For Simon Laffin, a former FTSE100 CFO and current chairman of Flybe, the discussion about which digital format to present an annual report in is, in effect, a red herring.
He is not opposed to digital access of information, but he is perplexed at what he describes as a “Victorian document”, showing a single snapshot of information, being placed on a medium that can be updated constantly.
“The web is live and active, but the report is Victorian,” says Laffin. “If your strategy changes during a year shouldn’t you change that on the website immediately?”
He concludes that annual reports are, in fact, only a starting point for investors seeking to understand a company. They then access analyst briefings, to keep up to date. With that in mind, the analyst briefings should be more consistent—and perhaps monitored or regulated.
![EY annual reporting](https://boardagenda.com/wp-content/uploads/2017/11/015_graph2-1024x734.jpg)
Showcase
According to Kinsella, the annual report should be used as a showcase for a company. As such, the front end, the narrative content, should be much better contextualised and linked with the back-of-book “dry” numbers.

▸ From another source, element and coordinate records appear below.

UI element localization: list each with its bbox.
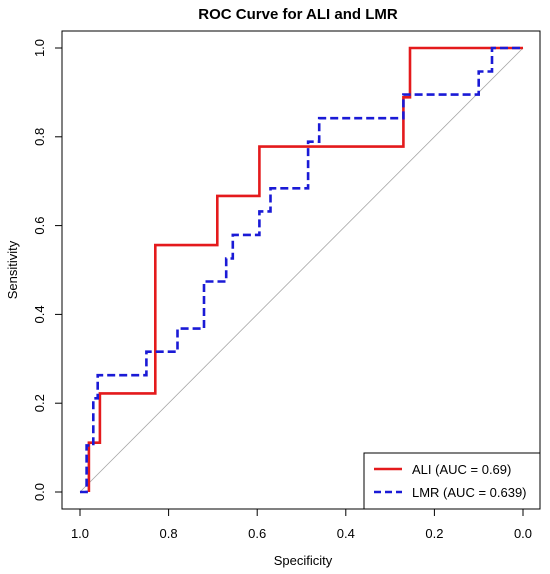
y-tick-label: 0.8 — [32, 128, 47, 146]
chart-title: ROC Curve for ALI and LMR — [198, 6, 398, 23]
legend-box — [363, 452, 541, 510]
x-tick-label: 0.6 — [248, 526, 266, 541]
y-tick-label: 0.0 — [32, 483, 47, 501]
y-tick-label: 0.4 — [32, 305, 47, 323]
series-line-lmr — [80, 46, 523, 494]
x-axis: 1.0 0.8 0.6 0.4 0.2 0.0 — [71, 508, 532, 541]
x-tick-label: 0.2 — [425, 526, 443, 541]
series-line-ali — [87, 46, 523, 492]
legend-label-lmr: LMR (AUC = 0.639) — [412, 485, 527, 500]
diagonal-reference-line — [79, 47, 524, 493]
y-axis: 0.0 0.2 0.4 0.6 0.8 1.0 — [32, 39, 63, 501]
y-tick-label: 1.0 — [32, 39, 47, 57]
series-layer — [80, 46, 523, 494]
legend: ALI (AUC = 0.69) LMR (AUC = 0.639) — [363, 452, 541, 510]
y-axis-title: Sensitivity — [5, 240, 20, 299]
y-tick-label: 0.2 — [32, 394, 47, 412]
x-tick-label: 0.8 — [160, 526, 178, 541]
y-tick-label: 0.6 — [32, 217, 47, 235]
x-tick-label: 0.4 — [337, 526, 355, 541]
x-tick-label: 1.0 — [71, 526, 89, 541]
legend-label-ali: ALI (AUC = 0.69) — [412, 462, 511, 477]
x-tick-label: 0.0 — [514, 526, 532, 541]
x-axis-title: Specificity — [274, 553, 333, 568]
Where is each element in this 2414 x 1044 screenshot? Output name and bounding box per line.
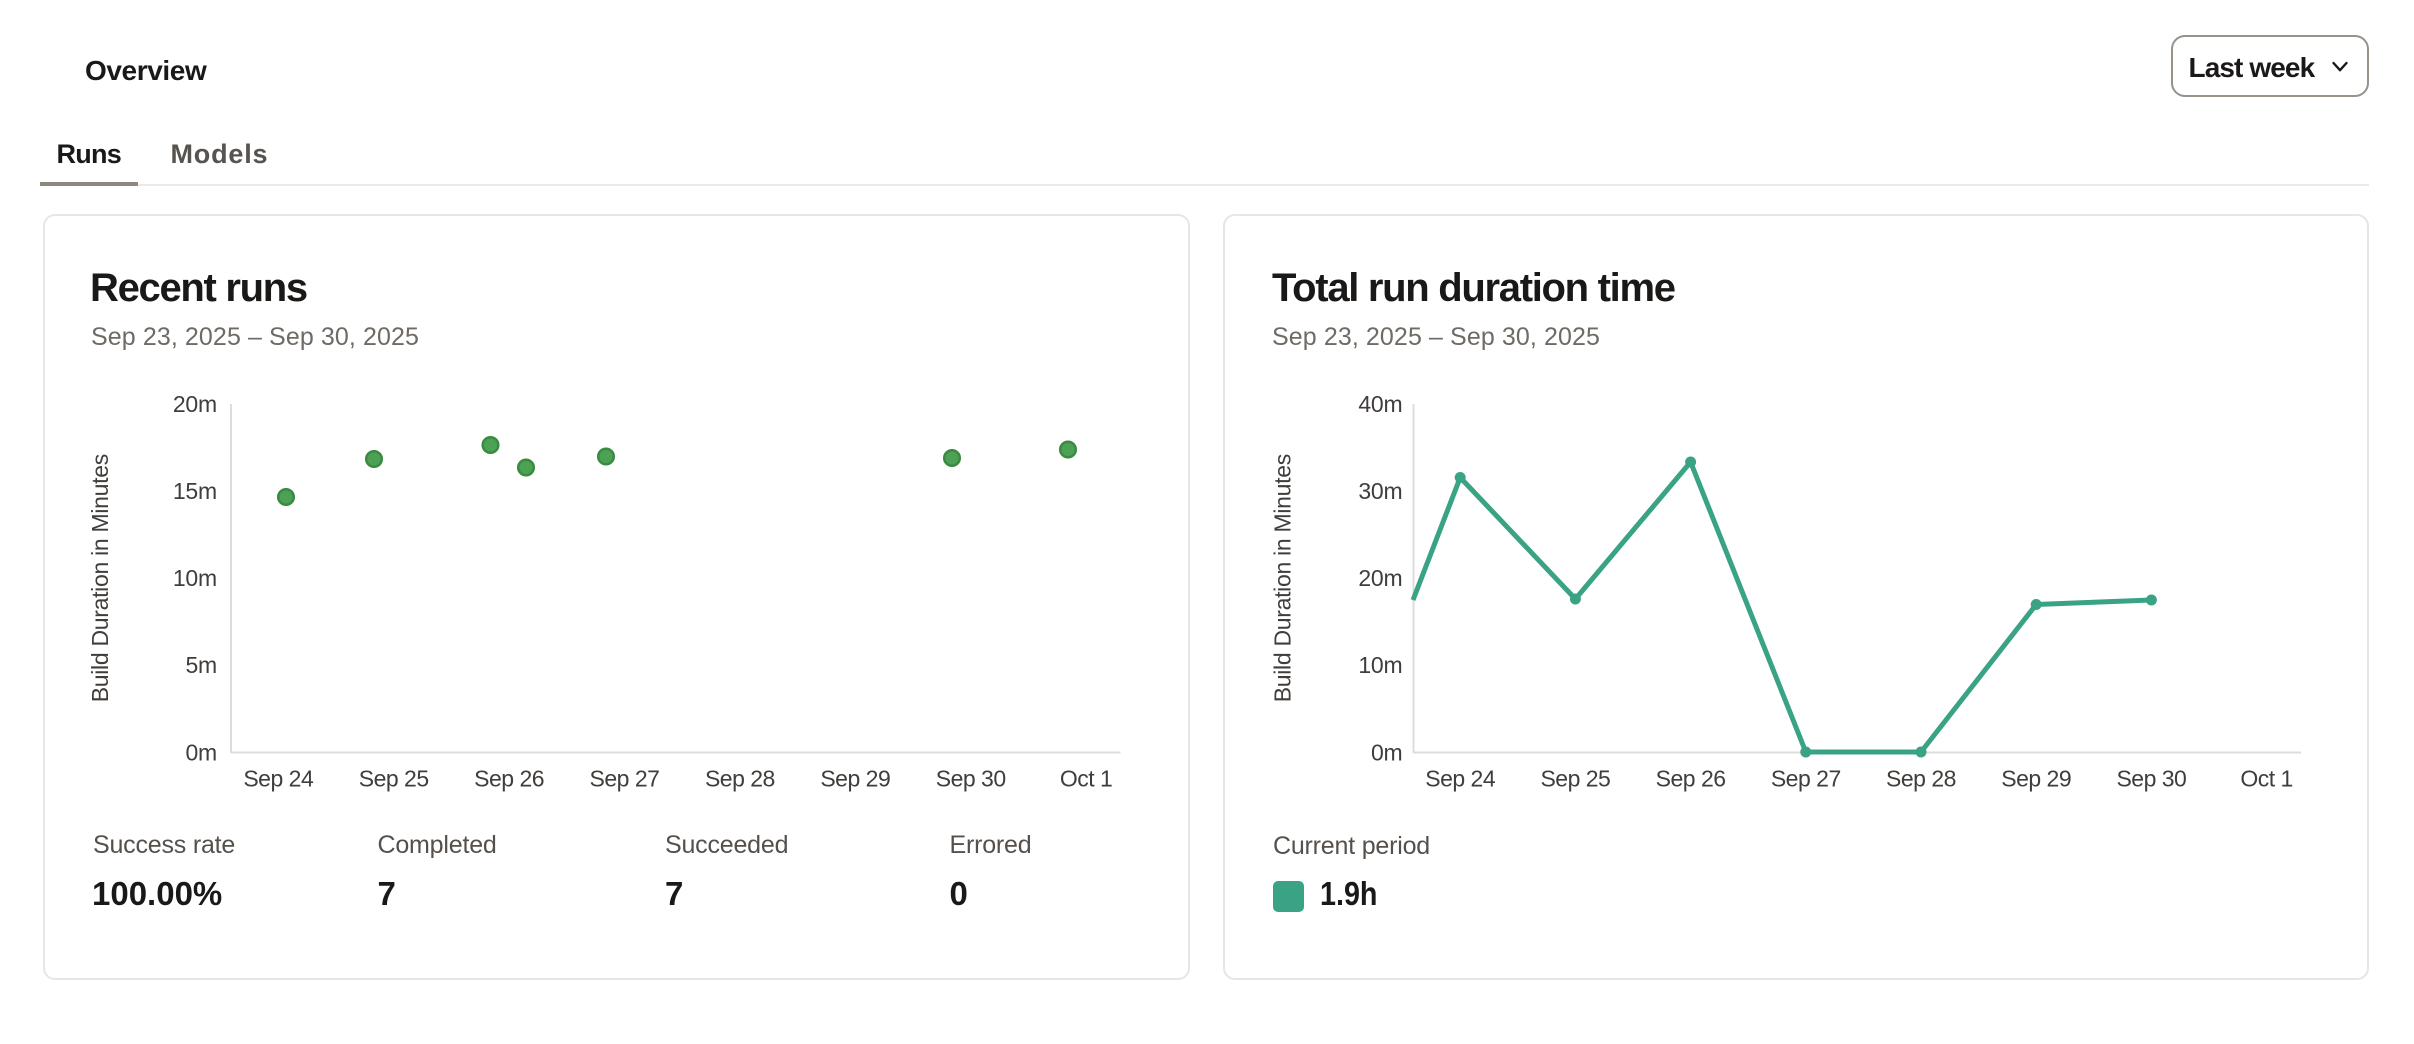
svg-text:Sep 29: Sep 29: [2001, 766, 2071, 792]
svg-text:Sep 28: Sep 28: [705, 766, 775, 792]
svg-text:Sep 29: Sep 29: [820, 766, 890, 792]
svg-text:Sep 30: Sep 30: [936, 766, 1006, 792]
svg-text:Oct 1: Oct 1: [1060, 766, 1112, 792]
svg-text:0m: 0m: [185, 739, 217, 765]
svg-text:Sep 25: Sep 25: [1540, 766, 1610, 792]
svg-text:Sep 25: Sep 25: [359, 766, 429, 792]
svg-text:Build Duration in Minutes: Build Duration in Minutes: [1270, 454, 1296, 702]
svg-text:5m: 5m: [185, 652, 217, 678]
svg-text:Sep 27: Sep 27: [1771, 766, 1841, 792]
svg-text:Sep 24: Sep 24: [1425, 766, 1496, 792]
svg-text:10m: 10m: [173, 565, 217, 591]
svg-text:Sep 27: Sep 27: [590, 766, 660, 792]
svg-text:0m: 0m: [1371, 739, 1403, 765]
svg-text:15m: 15m: [173, 478, 217, 504]
svg-text:20m: 20m: [173, 391, 217, 417]
svg-text:30m: 30m: [1358, 478, 1402, 504]
svg-text:40m: 40m: [1358, 391, 1402, 417]
svg-text:Sep 28: Sep 28: [1886, 766, 1956, 792]
svg-text:20m: 20m: [1358, 565, 1402, 591]
svg-text:Sep 26: Sep 26: [1656, 766, 1726, 792]
svg-text:Build Duration in Minutes: Build Duration in Minutes: [87, 454, 113, 702]
svg-text:Sep 30: Sep 30: [2116, 766, 2186, 792]
svg-text:Sep 24: Sep 24: [243, 766, 314, 792]
svg-text:10m: 10m: [1358, 652, 1402, 678]
svg-text:Sep 26: Sep 26: [474, 766, 544, 792]
svg-text:Oct 1: Oct 1: [2240, 766, 2292, 792]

EY’s report cited the fact that 54% of reports showed a link between strategy and KPIs—up from 50% a year earlier. Linking between strategy and remuneration was shown in 39% of companies’ annual reports—a rise from 24%. Four in ten communicated a “broad purpose”, but only half of these companies clearly linked this to strategy.
Mala Shah-Coulon, executive director, corporate governance at EY, says that companies are “doing relatively well” to keep up with new areas of interest for shareholders, including culture, purpose and sustainability, but details concerning governance reporting and stakeholder engagement still required more work to be done, “to ensure disclosures are sufficiently specific to the company and focused on actions and outcomes, rather than just processes”.
–Chris Kinsella, professor, Lancaster University, and seasoned CFO
Kinsella says there should be more discussion in reports showing how the company sees itself affecting the greater society, while also considering the risks of things that are front-of-mind for shareholders at the moment, including general data protection regulation, cybersecurity and sustainability.
“You have to comply with regulation and legislation, with some structural mandates to be complied with, but that doesn’t prevent organisations being able to exploit the free-form possibilities within a report,” he says.
“They should be seen as a tool to showcase the organisation and they should be brave about unashamedly using it as a showcase. Some organisations are ‘minimalist’, which is an opportunity missed.”
Laffin suggests that a section of a corporate’s website could be mandated to outline strategy and their business model. “That would be much more relevant than an annual report—and then make sure it gets updated when they have something new to say—that’s the most important thing.”
Kevin Reed is news columnist for Board Agenda.